Nie lubię tego uczucia, które pojawia się w mojej klatce
piersiowej, gdy rozmawiamy o miłości względem Harry’ego. Przyprawia mnie to o
mdłości, a przestrzeń w aucie wydaje się być o wiele mniejsza. Lekko opuszczam
szybę samochodu, a następnie opieram o nią głowę.
- Wołałabyś wrócić do mnie czy do akademika? – pyta się.
Chcę wrócić do pokoju i zawinąć się w kłębek na łóżku, ale boję się, że Steph
czy Harry się tam pojawią. Szansa, że Harry przyjdzie do swojego taty jest
bardzo mała, przez co wydaje mi się to być lepszą opcją.

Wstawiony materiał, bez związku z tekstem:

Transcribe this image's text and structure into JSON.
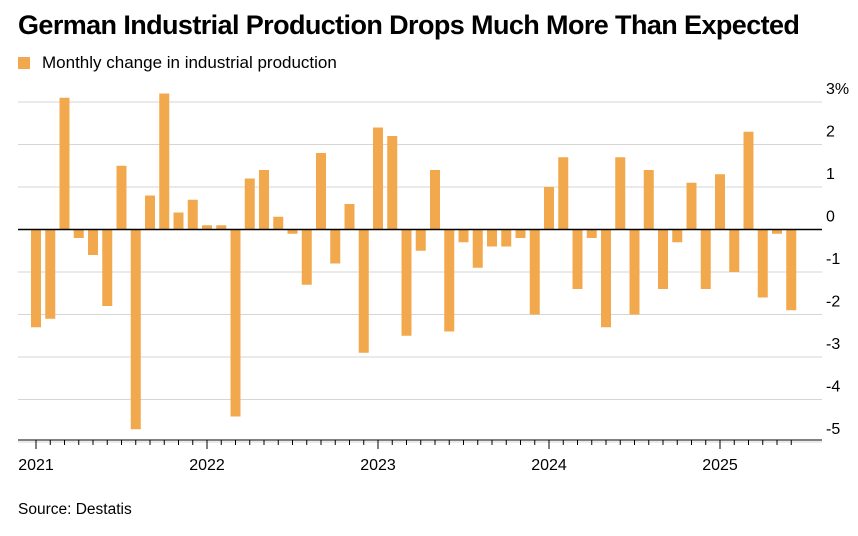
{
  "title": "German Industrial Production Drops Much More Than Expected",
  "legend": {
    "label": "Monthly change in industrial production",
    "color": "#f2a84c"
  },
  "source": "Source: Destatis",
  "chart_data": {
    "type": "bar",
    "series": [
      {
        "name": "Monthly change in industrial production",
        "color": "#f2a84c",
        "values": [
          -2.3,
          -2.1,
          3.1,
          -0.2,
          -0.6,
          -1.8,
          1.5,
          -4.7,
          0.8,
          3.2,
          0.4,
          0.7,
          0.1,
          0.1,
          -4.4,
          1.2,
          1.4,
          0.3,
          -0.1,
          -1.3,
          1.8,
          -0.8,
          0.6,
          -2.9,
          2.4,
          2.2,
          -2.5,
          -0.5,
          1.4,
          -2.4,
          -0.3,
          -0.9,
          -0.4,
          -0.4,
          -0.2,
          -2.0,
          1.0,
          1.7,
          -1.4,
          -0.2,
          -2.3,
          1.7,
          -2.0,
          1.4,
          -1.4,
          -0.3,
          1.1,
          -1.4,
          1.3,
          -1.0,
          2.3,
          -1.6,
          -0.1,
          -1.9
        ]
      }
    ],
    "start": "2021-01",
    "x_tick_labels": [
      "2021",
      "2022",
      "2023",
      "2024",
      "2025"
    ],
    "y_ticks": [
      3,
      2,
      1,
      0,
      -1,
      -2,
      -3,
      -4,
      -5
    ],
    "y_tick_labels": [
      "3%",
      "2",
      "1",
      "0",
      "-1",
      "-2",
      "-3",
      "-4",
      "-5"
    ],
    "ylim": [
      -5,
      3
    ],
    "xlabel": "",
    "ylabel": "",
    "grid": true,
    "legend_position": "top-left"
  }
}
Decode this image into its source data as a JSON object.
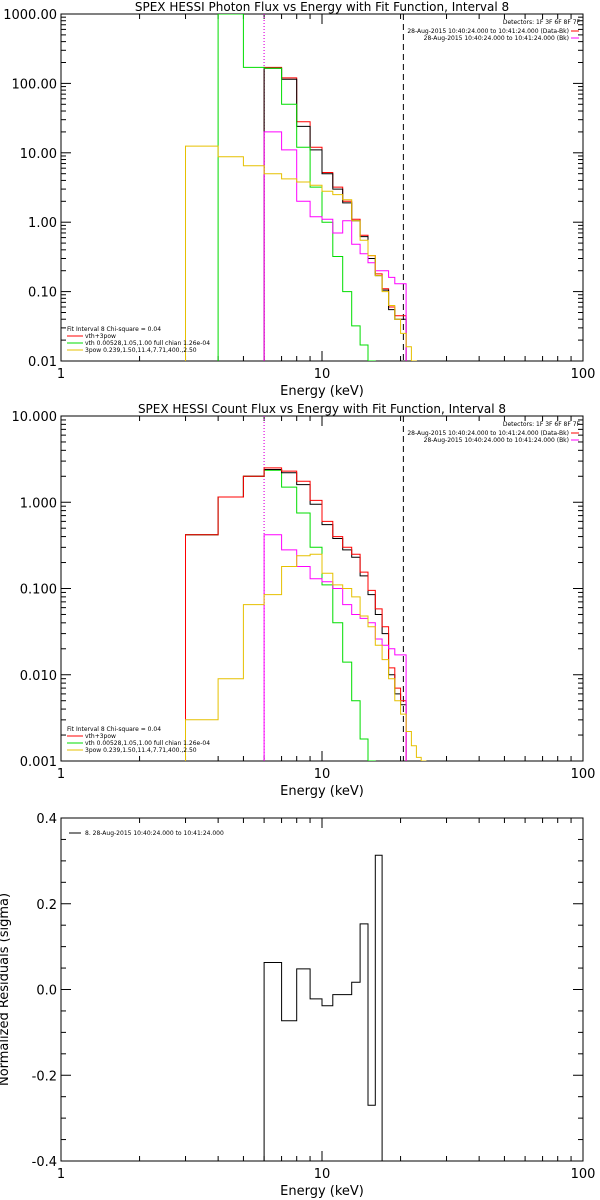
{
  "chart_data": [
    {
      "type": "line",
      "title": "SPEX HESSI Photon Flux vs Energy with Fit Function, Interval 8",
      "xlabel": "Energy (keV)",
      "ylabel": "",
      "xscale": "log",
      "yscale": "log",
      "xlim": [
        1,
        100
      ],
      "ylim": [
        0.01,
        1000
      ],
      "xticks": [
        {
          "v": 1,
          "label": "1"
        },
        {
          "v": 10,
          "label": "10"
        },
        {
          "v": 100,
          "label": "100"
        }
      ],
      "yticks": [
        {
          "v": 0.01,
          "label": "0.01"
        },
        {
          "v": 0.1,
          "label": "0.10"
        },
        {
          "v": 1,
          "label": "1.00"
        },
        {
          "v": 10,
          "label": "10.00"
        },
        {
          "v": 100,
          "label": "100.00"
        },
        {
          "v": 1000,
          "label": "1000.00"
        }
      ],
      "vlines": [
        {
          "x": 6.0,
          "style": "dotted",
          "color": "#000000"
        },
        {
          "x": 6.0,
          "style": "dotted",
          "color": "#ff00ff"
        },
        {
          "x": 20.5,
          "style": "dashed",
          "color": "#000000"
        }
      ],
      "detectors_label": "Detectors: 1F 3F 6F 8F 7F",
      "legend_top_right": [
        {
          "text": "28-Aug-2015 10:40:24.000 to 10:41:24.000 (Data-Bk)",
          "color": "#ff0000"
        },
        {
          "text": "28-Aug-2015 10:40:24.000 to 10:41:24.000 (Bk)",
          "color": "#ff00ff"
        }
      ],
      "legend_bottom_left": [
        {
          "text": "Fit Interval 8   Chi-square = 0.04",
          "color": ""
        },
        {
          "text": "vth+3pow",
          "color": "#ff0000"
        },
        {
          "text": "vth 0.00528,1.05,1.00  full chian 1.26e-04",
          "color": "#00dd00"
        },
        {
          "text": "3pow 0.239,1.50,11.4,7.71,400.,2.50",
          "color": "#e6c000"
        }
      ],
      "series": [
        {
          "color": "#ff0000",
          "x": [
            6.0,
            7.0,
            8.0,
            9.0,
            10.0,
            11.0,
            12.0,
            13.0,
            14.0,
            15.0,
            16.0,
            17.0,
            18.0,
            19.0,
            20.0
          ],
          "values": [
            170,
            120,
            28,
            12,
            5.2,
            3.2,
            2.0,
            1.1,
            0.65,
            0.33,
            0.18,
            0.11,
            0.06,
            0.045,
            0.045
          ]
        },
        {
          "color": "#000000",
          "x": [
            6.0,
            7.0,
            8.0,
            9.0,
            10.0,
            11.0,
            12.0,
            13.0,
            14.0,
            15.0,
            16.0,
            17.0,
            18.0,
            19.0,
            20.0
          ],
          "values": [
            165,
            115,
            24,
            11,
            5.0,
            3.0,
            1.9,
            1.05,
            0.62,
            0.3,
            0.17,
            0.105,
            0.055,
            0.04,
            0.04
          ]
        },
        {
          "color": "#00dd00",
          "x": [
            4.0,
            5.0,
            6.0,
            7.0,
            8.0,
            9.0,
            10.0,
            11.0,
            12.0,
            13.0,
            14.0,
            15.0
          ],
          "values": [
            1000,
            170,
            165,
            50,
            12,
            3.2,
            1.0,
            0.32,
            0.1,
            0.032,
            0.017,
            0.01
          ]
        },
        {
          "color": "#ff00ff",
          "x": [
            6.0,
            7.0,
            8.0,
            9.0,
            10.0,
            11.0,
            12.0,
            13.0,
            14.0,
            15.0,
            16.0,
            17.0,
            18.0,
            19.0,
            20.0
          ],
          "values": [
            20,
            11,
            2.0,
            1.2,
            1.1,
            0.7,
            1.05,
            0.48,
            0.35,
            0.26,
            0.2,
            0.2,
            0.16,
            0.13,
            0.13
          ]
        },
        {
          "color": "#e6c000",
          "x": [
            3.0,
            4.0,
            5.0,
            6.0,
            7.0,
            8.0,
            9.0,
            10.0,
            11.0,
            12.0,
            13.0,
            14.0,
            15.0,
            16.0,
            17.0,
            18.0,
            19.0,
            20.0,
            21.0,
            22.0
          ],
          "values": [
            12.5,
            8.8,
            6.5,
            5.0,
            4.2,
            3.8,
            3.4,
            2.8,
            2.5,
            2.1,
            1.05,
            0.55,
            0.33,
            0.17,
            0.1,
            0.063,
            0.04,
            0.025,
            0.016,
            0.01
          ]
        }
      ]
    },
    {
      "type": "line",
      "title": "SPEX HESSI Count Flux vs Energy with Fit Function, Interval 8",
      "xlabel": "Energy (keV)",
      "ylabel": "",
      "xscale": "log",
      "yscale": "log",
      "xlim": [
        1,
        100
      ],
      "ylim": [
        0.001,
        10
      ],
      "xticks": [
        {
          "v": 1,
          "label": "1"
        },
        {
          "v": 10,
          "label": "10"
        },
        {
          "v": 100,
          "label": "100"
        }
      ],
      "yticks": [
        {
          "v": 0.001,
          "label": "0.001"
        },
        {
          "v": 0.01,
          "label": "0.010"
        },
        {
          "v": 0.1,
          "label": "0.100"
        },
        {
          "v": 1,
          "label": "1.000"
        },
        {
          "v": 10,
          "label": "10.000"
        }
      ],
      "vlines": [
        {
          "x": 6.0,
          "style": "dotted",
          "color": "#000000"
        },
        {
          "x": 6.0,
          "style": "dotted",
          "color": "#ff00ff"
        },
        {
          "x": 20.5,
          "style": "dashed",
          "color": "#000000"
        }
      ],
      "detectors_label": "Detectors: 1F 3F 6F 8F 7F",
      "legend_top_right": [
        {
          "text": "28-Aug-2015 10:40:24.000 to 10:41:24.000 (Data-Bk)",
          "color": "#ff0000"
        },
        {
          "text": "28-Aug-2015 10:40:24.000 to 10:41:24.000 (Bk)",
          "color": "#ff00ff"
        }
      ],
      "legend_bottom_left": [
        {
          "text": "Fit Interval 8   Chi-square = 0.04",
          "color": ""
        },
        {
          "text": "vth+3pow",
          "color": "#ff0000"
        },
        {
          "text": "vth 0.00528,1.05,1.00  full chian 1.26e-04",
          "color": "#00dd00"
        },
        {
          "text": "3pow 0.239,1.50,11.4,7.71,400.,2.50",
          "color": "#e6c000"
        }
      ],
      "series": [
        {
          "color": "#00dd00",
          "x": [
            3.0,
            4.0,
            5.0,
            6.0,
            7.0,
            8.0,
            9.0,
            10.0,
            11.0,
            12.0,
            13.0,
            14.0,
            15.0
          ],
          "values": [
            0.42,
            1.15,
            2.0,
            2.35,
            1.5,
            0.75,
            0.3,
            0.11,
            0.04,
            0.014,
            0.005,
            0.0018,
            0.001
          ]
        },
        {
          "color": "#000000",
          "x": [
            3.0,
            4.0,
            5.0,
            6.0,
            7.0,
            8.0,
            9.0,
            10.0,
            11.0,
            12.0,
            13.0,
            14.0,
            15.0,
            16.0,
            17.0,
            18.0,
            19.0,
            20.0
          ],
          "values": [
            0.42,
            1.15,
            2.0,
            2.4,
            2.2,
            1.6,
            0.95,
            0.55,
            0.38,
            0.28,
            0.23,
            0.14,
            0.085,
            0.05,
            0.03,
            0.01,
            0.006,
            0.0045
          ]
        },
        {
          "color": "#ff0000",
          "x": [
            3.0,
            4.0,
            5.0,
            6.0,
            7.0,
            8.0,
            9.0,
            10.0,
            11.0,
            12.0,
            13.0,
            14.0,
            15.0,
            16.0,
            17.0,
            18.0,
            19.0,
            20.0
          ],
          "values": [
            0.42,
            1.15,
            2.0,
            2.5,
            2.3,
            1.75,
            1.05,
            0.6,
            0.4,
            0.3,
            0.25,
            0.155,
            0.095,
            0.058,
            0.036,
            0.012,
            0.007,
            0.005
          ]
        },
        {
          "color": "#ff00ff",
          "x": [
            6.0,
            7.0,
            8.0,
            9.0,
            10.0,
            11.0,
            12.0,
            13.0,
            14.0,
            15.0,
            16.0,
            17.0,
            18.0,
            19.0,
            20.0
          ],
          "values": [
            0.42,
            0.28,
            0.18,
            0.13,
            0.12,
            0.1,
            0.065,
            0.05,
            0.045,
            0.04,
            0.026,
            0.022,
            0.02,
            0.017,
            0.017
          ]
        },
        {
          "color": "#e6c000",
          "x": [
            3.0,
            4.0,
            5.0,
            6.0,
            7.0,
            8.0,
            9.0,
            10.0,
            11.0,
            12.0,
            13.0,
            14.0,
            15.0,
            16.0,
            17.0,
            18.0,
            19.0,
            20.0,
            21.0,
            22.0,
            23.0,
            24.0
          ],
          "values": [
            0.003,
            0.009,
            0.065,
            0.085,
            0.18,
            0.24,
            0.25,
            0.15,
            0.11,
            0.1,
            0.08,
            0.048,
            0.036,
            0.022,
            0.015,
            0.009,
            0.005,
            0.0035,
            0.0022,
            0.0015,
            0.0011,
            0.001
          ]
        }
      ]
    },
    {
      "type": "line",
      "title": "",
      "xlabel": "Energy (keV)",
      "ylabel": "Normalized Residuals (sigma)",
      "xscale": "log",
      "yscale": "linear",
      "xlim": [
        1,
        100
      ],
      "ylim": [
        -0.4,
        0.4
      ],
      "xticks": [
        {
          "v": 1,
          "label": "1"
        },
        {
          "v": 10,
          "label": "10"
        },
        {
          "v": 100,
          "label": "100"
        }
      ],
      "yticks": [
        {
          "v": -0.4,
          "label": "-0.4"
        },
        {
          "v": -0.2,
          "label": "-0.2"
        },
        {
          "v": 0.0,
          "label": "0.0"
        },
        {
          "v": 0.2,
          "label": "0.2"
        },
        {
          "v": 0.4,
          "label": "0.4"
        }
      ],
      "legend": [
        {
          "text": "8. 28-Aug-2015 10:40:24.000 to 10:41:24.000",
          "color": "#000000"
        }
      ],
      "series": [
        {
          "color": "#000000",
          "x": [
            6.0,
            7.0,
            8.0,
            9.0,
            10.0,
            11.0,
            12.0,
            13.0,
            14.0,
            15.0,
            16.0,
            17.0,
            18.0,
            19.0,
            20.0,
            21.0
          ],
          "values": [
            0.063,
            -0.073,
            0.048,
            -0.022,
            -0.038,
            -0.012,
            -0.012,
            0.017,
            0.153,
            -0.27,
            0.313,
            -0.4,
            -0.4,
            -0.4,
            -0.4,
            -0.4
          ]
        }
      ]
    }
  ]
}
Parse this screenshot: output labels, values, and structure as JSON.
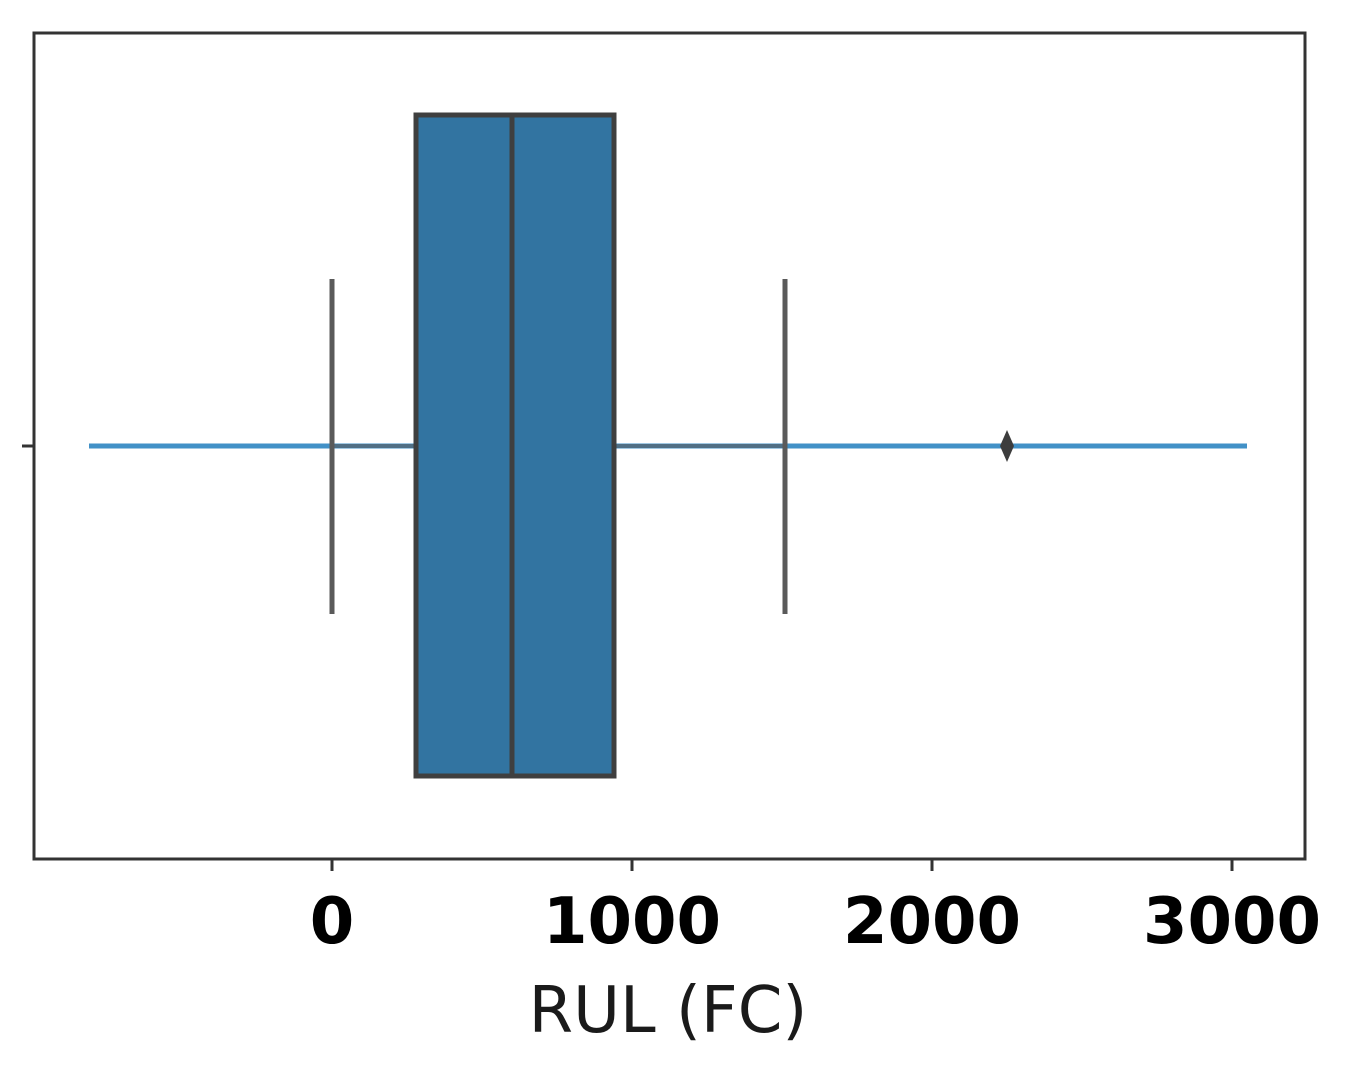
{
  "chart_data": {
    "type": "boxplot",
    "orientation": "horizontal",
    "xlabel": "RUL (FC)",
    "ylabel": "",
    "title": "",
    "xticks": [
      0,
      1000,
      2000,
      3000
    ],
    "xlim": [
      -1000,
      3240
    ],
    "box": {
      "whisker_low": 0,
      "q1": 280,
      "median": 600,
      "q3": 940,
      "whisker_high": 1510
    },
    "outliers": [
      2250
    ],
    "reference_line": {
      "x_start": -810,
      "x_end": 3050
    },
    "grid": false,
    "legend": "none",
    "colors": {
      "box_fill": "#3274a1",
      "box_edge": "#3f3f3f",
      "whisker": "#5a5a5a",
      "reference_line": "#2e86c1",
      "axes": "#333333"
    }
  }
}
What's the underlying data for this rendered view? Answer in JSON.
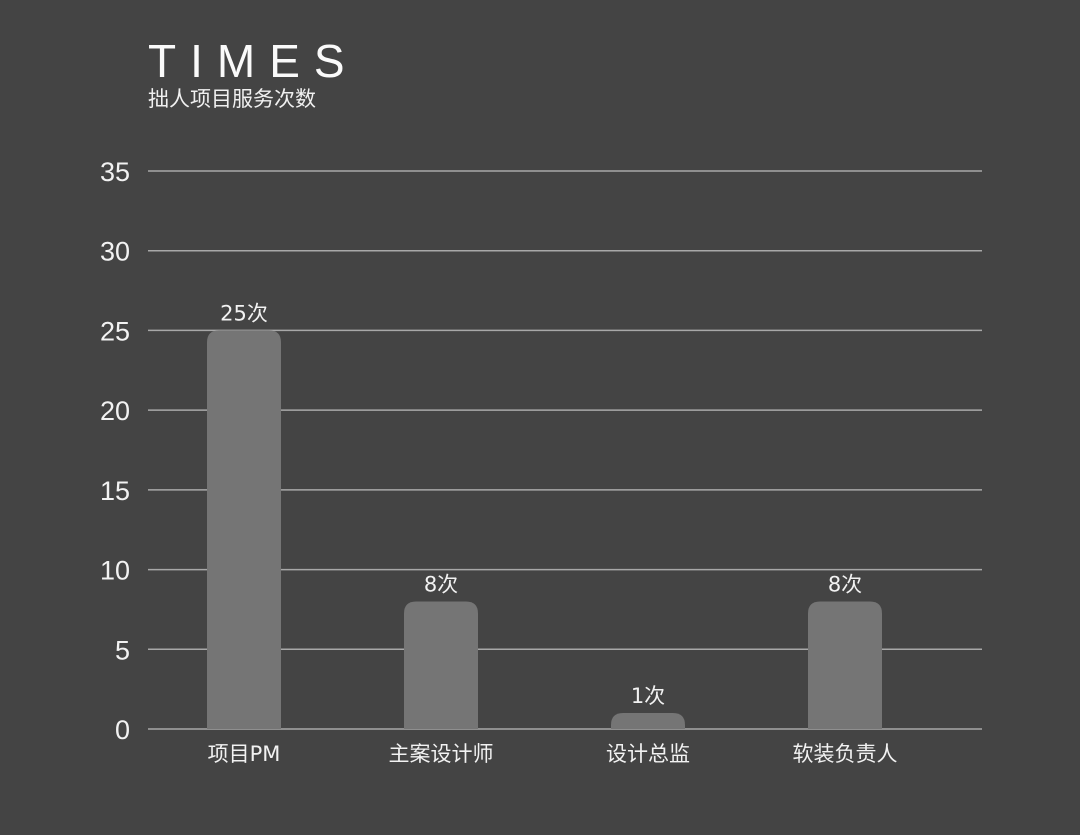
{
  "chart_data": {
    "type": "bar",
    "title": "TIMES",
    "subtitle": "拙人项目服务次数",
    "categories": [
      "项目PM",
      "主案设计师",
      "设计总监",
      "软装负责人"
    ],
    "values": [
      25,
      8,
      1,
      8
    ],
    "data_labels": [
      "25次",
      "8次",
      "1次",
      "8次"
    ],
    "ylim": [
      0,
      35
    ],
    "yticks": [
      0,
      5,
      10,
      15,
      20,
      25,
      30,
      35
    ],
    "grid": true,
    "colors": {
      "background": "#444444",
      "bar": "#757575",
      "grid": "#a8a8a8",
      "text": "#f2f2f2"
    }
  }
}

- Do ciebie, ale moglibyśmy wpaść na chwilę do mnie, bym
wzięła jakieś ubrania? Przepraszam cię za to, że ciągle musisz mnie gdzieś
podwozić – mówię to, co rzeczywiście mam na myśli.
- Tessa, nigdy nie prosiłaś mnie o zbyt wiele. Jazda jest
krótka, a poza tym jesteś moją przyjaciółką. Przestań mi dziękować i
jednocześnie przepraszać za podwózki – mówi surowo, jednak jego słodki uśmiech
sprawia, że się śmieję.
Jest najmilszą osobą, jaką tu spotkałam i jestem
szczęściarą, że mam go w swoim gronie.
- W takim razie pozwól podziękować mi ten ostatni raz za to,
że jesteś tak wspaniałym przyjacielem – mówię, na co wydaje zabawny grymas.
- Nie ma za co, a teraz jedźmy – oznajmia, a ja kiwam głową.
Gdy jesteśmy u mnie, spieszę się pakując ubrania na zmianę i
książki. Czuję się tak, jakbym miała tu więcej nie wrócić. To będzie
pierwsza noc od pięciu dni, którą spędzę bez Harry’ego. Zaczynałam się do niego
przyzwyczajać, jakie to głupie z mojej strony. Na końcu zabieram swój telefon,
po czym wracamy z Liamem do auta.
Kiedy docieramy do jego domu, jest po dwudziestej trzeciej.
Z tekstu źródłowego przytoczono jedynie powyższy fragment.